Os 12,8 quilômetros de extensão da linha, que ligará a Vila Sônia
a Luz, serão implantada em duas fases.
A primeira,
cujas obras começaram em agosto de 2004 e têm previsão de término
para dezembro de 2008, prevê a construção de todo o trecho de
linha e de seis estações consideradas prioritárias (Butantã, Pinheiros,
Faria Lima, Paulista, República e Luz).
A previsão
é de que na primeira etapa a Linha 4 transporte cerca de 704 mil
passageiros/dia.
Na segunda
fase serão construídas mais cinco estações (Vila Sônia, Morumbi,
Fradique Coutinho, Oscar Freire e Higienópolis) e devem ser entregues
em 2012.
Está prevista
também a interligação do Metrô com o município de Taboão da Serra,
na região metropolitana de São Paulo, por meio de sistema de ônibus
gratuito, quando então a demanda da linha deverá chegar aos 970
mil passageiros/dia.
Consórcio
Vencedor
No último
dia 09, o Consórcio MetroQuatro foi escolhido, em sessão pública
na sala de licitações do Metrô, como melhor classificado na Concorrência
Internacional nº 42325212, que trata da concessão patrocinada
para a exploração dos serviços de transporte de passageiros da
Linha 4-Amarela.
O recebimento
dos envelopes, análise e seleção da melhor proposta foi autorizado
por decisão da 3ª Câmara do Direito Público do Tribunal de Justiça
de São Paulo, publicado no Diário Oficial.
O consórcio
formado pela CCR - Companhia de Concessões Rodoviárias, Montgomery
Participações S.A., Benito Roggio Transportes S.A. (concessionário
do Metrô de Buenos Aires) e RATP Développement S.A (Metrô de Paris)

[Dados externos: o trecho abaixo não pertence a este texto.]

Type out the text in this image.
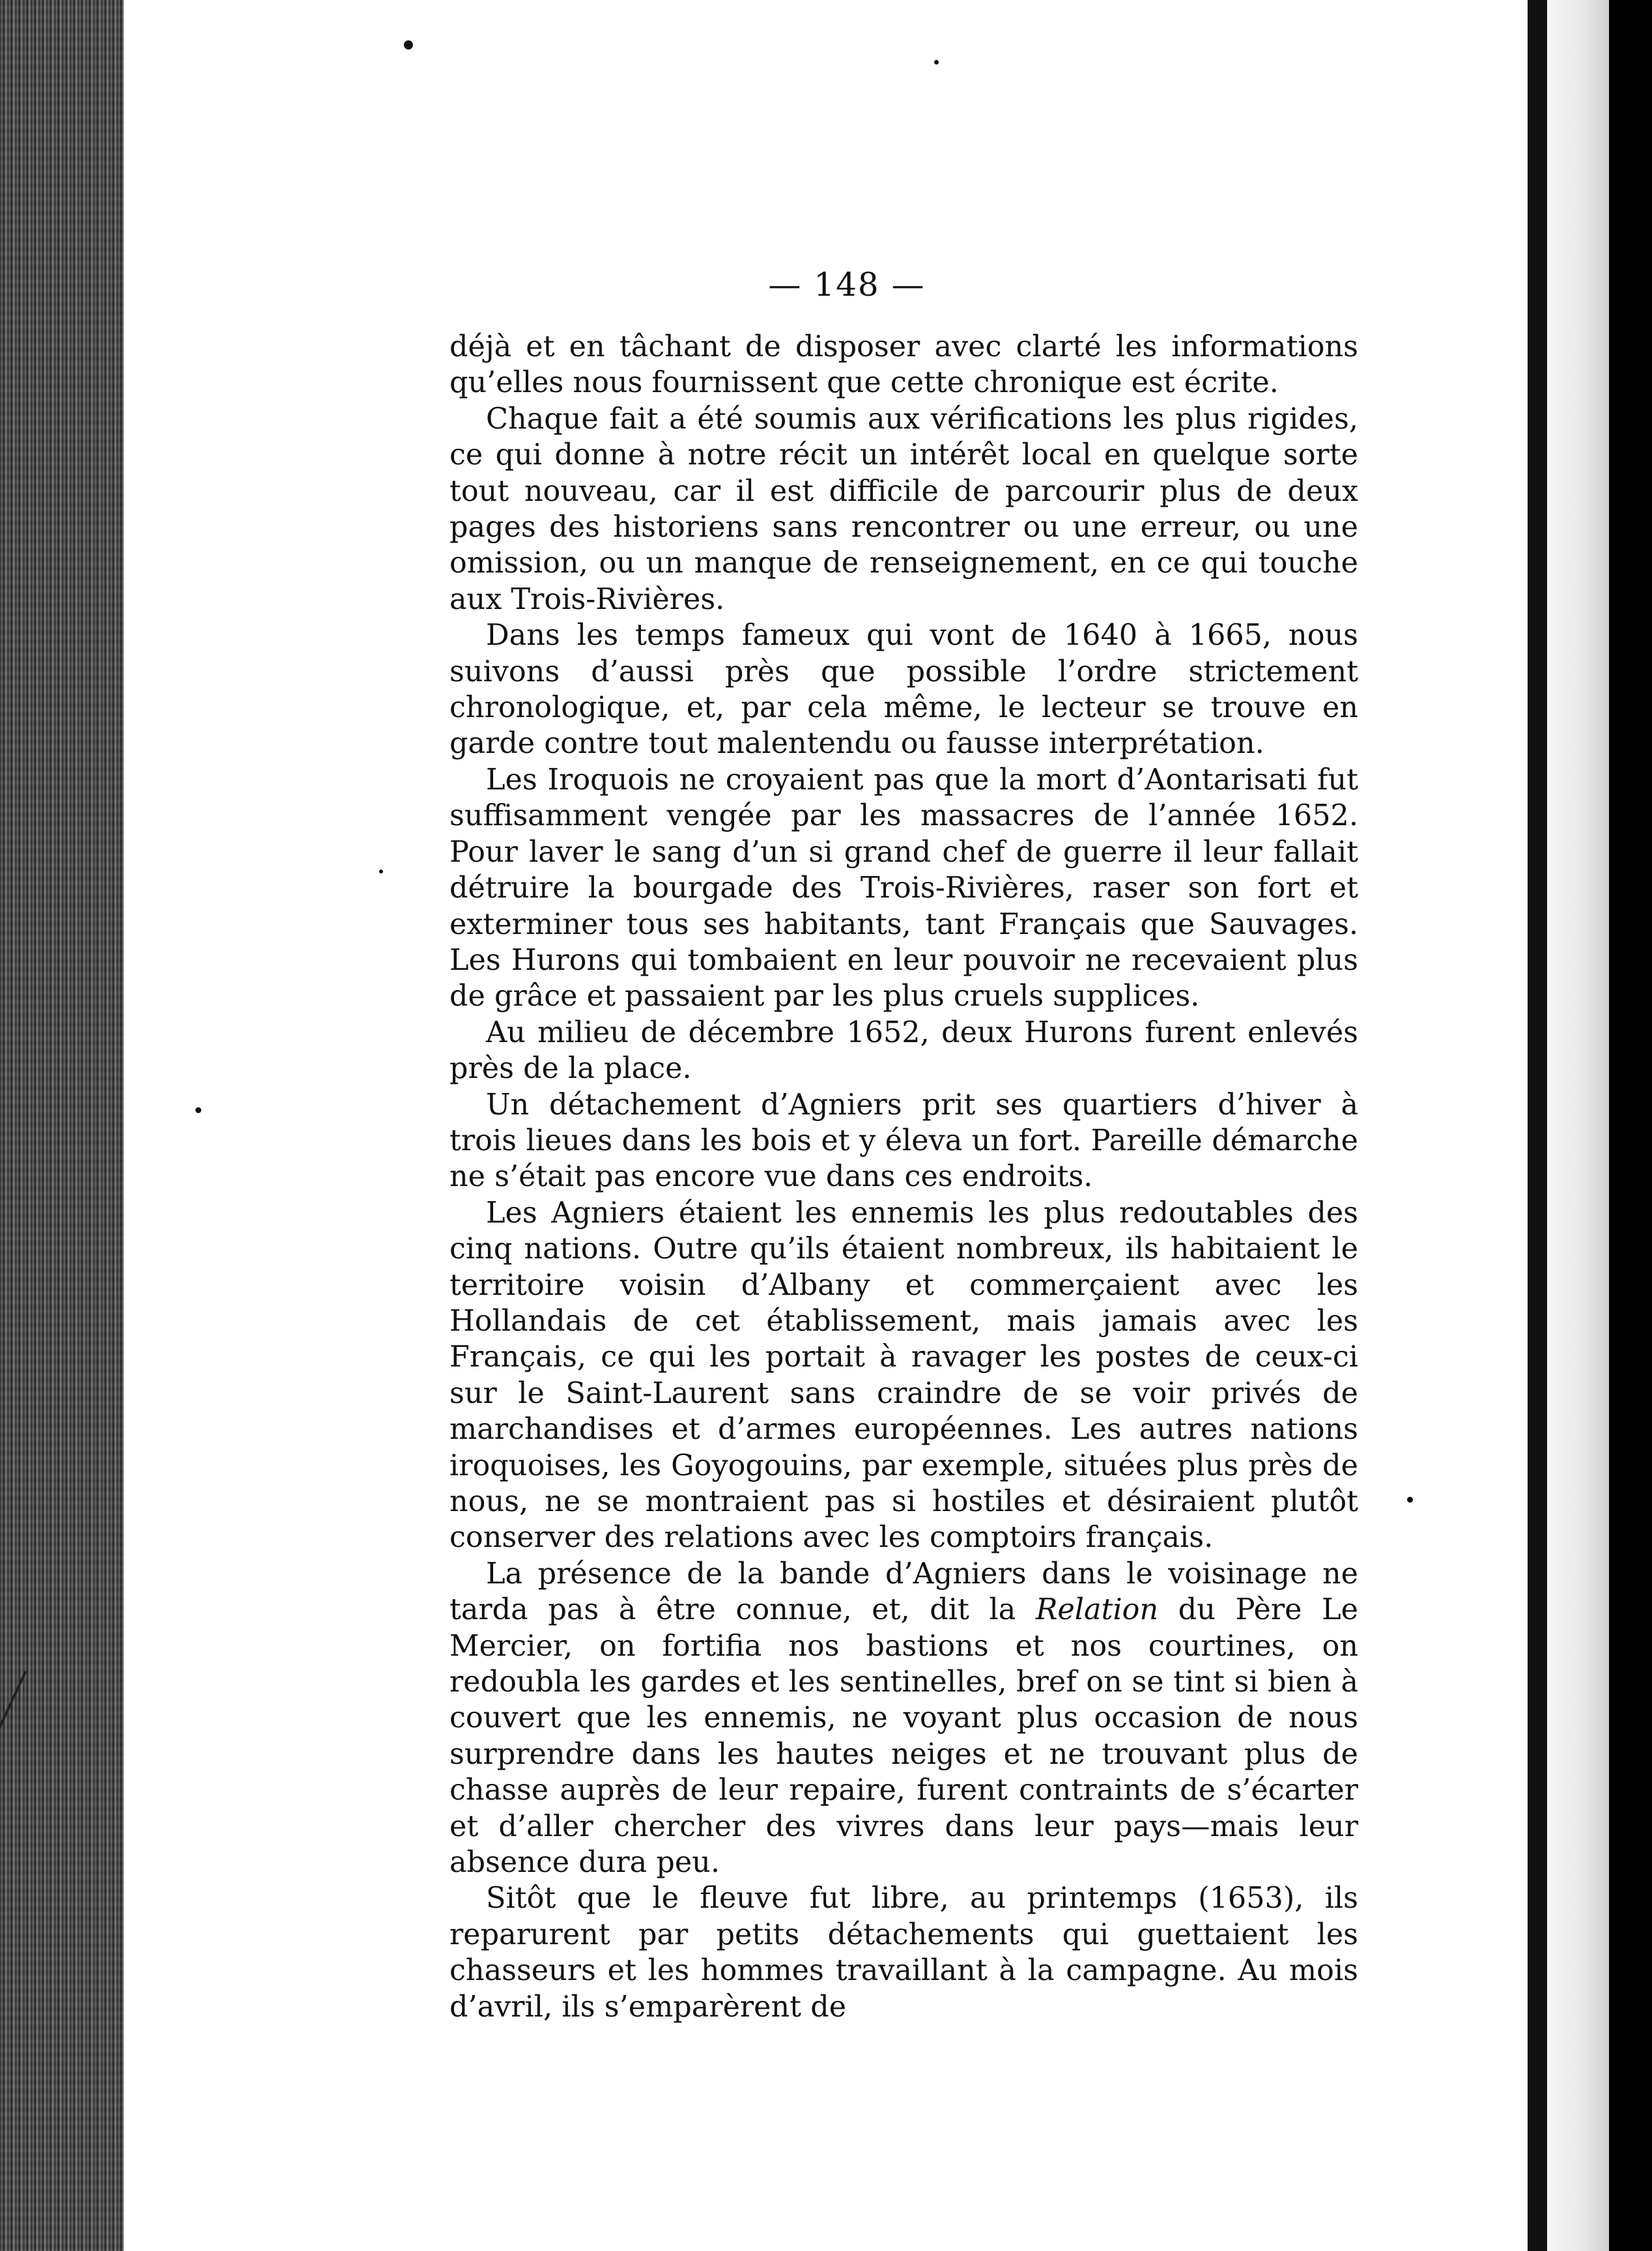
— 148 —

déjà et en tâchant de disposer avec clarté les informations qu’elles nous fournissent que cette chronique est écrite.

Chaque fait a été soumis aux vérifications les plus rigides, ce qui donne à notre récit un intérêt local en quelque sorte tout nouveau, car il est difficile de parcourir plus de deux pages des historiens sans rencontrer ou une erreur, ou une omission, ou un manque de renseignement, en ce qui touche aux Trois-Rivières.

Dans les temps fameux qui vont de 1640 à 1665, nous suivons d’aussi près que possible l’ordre strictement chronologique, et, par cela même, le lecteur se trouve en garde contre tout malentendu ou fausse interprétation.

Les Iroquois ne croyaient pas que la mort d’Aontarisati fut suffisamment vengée par les massacres de l’année 1652. Pour laver le sang d’un si grand chef de guerre il leur fallait détruire la bourgade des Trois-Rivières, raser son fort et exterminer tous ses habitants, tant Français que Sauvages. Les Hurons qui tombaient en leur pouvoir ne recevaient plus de grâce et passaient par les plus cruels supplices.

Au milieu de décembre 1652, deux Hurons furent enlevés près de la place.

Un détachement d’Agniers prit ses quartiers d’hiver à trois lieues dans les bois et y éleva un fort. Pareille démarche ne s’était pas encore vue dans ces endroits.

Les Agniers étaient les ennemis les plus redoutables des cinq nations. Outre qu’ils étaient nombreux, ils habitaient le territoire voisin d’Albany et commerçaient avec les Hollandais de cet établissement, mais jamais avec les Français, ce qui les portait à ravager les postes de ceux-ci sur le Saint-Laurent sans craindre de se voir privés de marchandises et d’armes européennes. Les autres nations iroquoises, les Goyogouins, par exemple, situées plus près de nous, ne se montraient pas si hostiles et désiraient plutôt conserver des relations avec les comptoirs français.

La présence de la bande d’Agniers dans le voisinage ne tarda pas à être connue, et, dit la Relation du Père Le Mercier, on fortifia nos bastions et nos courtines, on redoubla les gardes et les sentinelles, bref on se tint si bien à couvert que les ennemis, ne voyant plus occasion de nous surprendre dans les hautes neiges et ne trouvant plus de chasse auprès de leur repaire, furent contraints de s’écarter et d’aller chercher des vivres dans leur pays—mais leur absence dura peu.

Sitôt que le fleuve fut libre, au printemps (1653), ils reparurent par petits détachements qui guettaient les chasseurs et les hommes travaillant à la campagne. Au mois d’avril, ils s’emparèrent de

apresentou a melhor proposta comercial, de R$ 75 milhões, que
representa menor participação pecuniária do Governo do Estado
de São Paulo, que estava limitada ao máximo de R$ 120 milhões.
A licitação
contou com a participação de mais um proponente, o Consórcio IntegraVias,
que apresentou uma proposta de R$ 95 milhões.
O novo
parceiro do Metrô irá operar e explorar a Linha 4 por um período
de 30 anos, a partir do início da operação da Fase I e será responsável
pela compra dos sistemas operacionais e de 29 trens que circularão
na linha. Atenderá os padrões de excelência dos serviços prestados
pelo Metrô paulistano.
Segundo
Jurandir Fernandes, a tarifa da nova linha será a mesma praticada
nas demais linhas do sistema metroviário de São Paulo.
Jurandir
informou ainda que a documentação do consórcio vencedor foi analisada
e ele está qualificado. O Metrô aguarda agora o julgamento de
mérito de recurso jurídico para a assinatura do contrato. Ele
lembrou que, mesmo depois do julgamento do mérito, o contrato
não será assinado imediatamente. "O consórcio tem que se cadastrar
na Junta Comercial para, logo em seguida, tornar-se uma Sociedade
de Propósito Efetivo. Com isso, se qualifica para operar a Linha
4", acrescentou.
O secretário
ressaltou que foi feito um estudo sobre a demanda da nova linha
e caso a previsão não se materialize haverá garantias para os
dois lados. "Até 10% a mais do previsto ou 10% a menos não haverá
proteção, mas se a demanda ficar entre 10% e 20% do previsto,
o Estado cobre 60% do prejuízo. Em compensação, se ocorrer o contrário
o concessionário terá que repassar igual valor aos cofres públicos".
Também
participaram do evento, realizado na Fiesp, o ministro da Integração
Nacional, Pedro Brito do Nascimento e o secretário estadual de
Energia, Recursos Hídricos e Saneamento, Mauro Arce.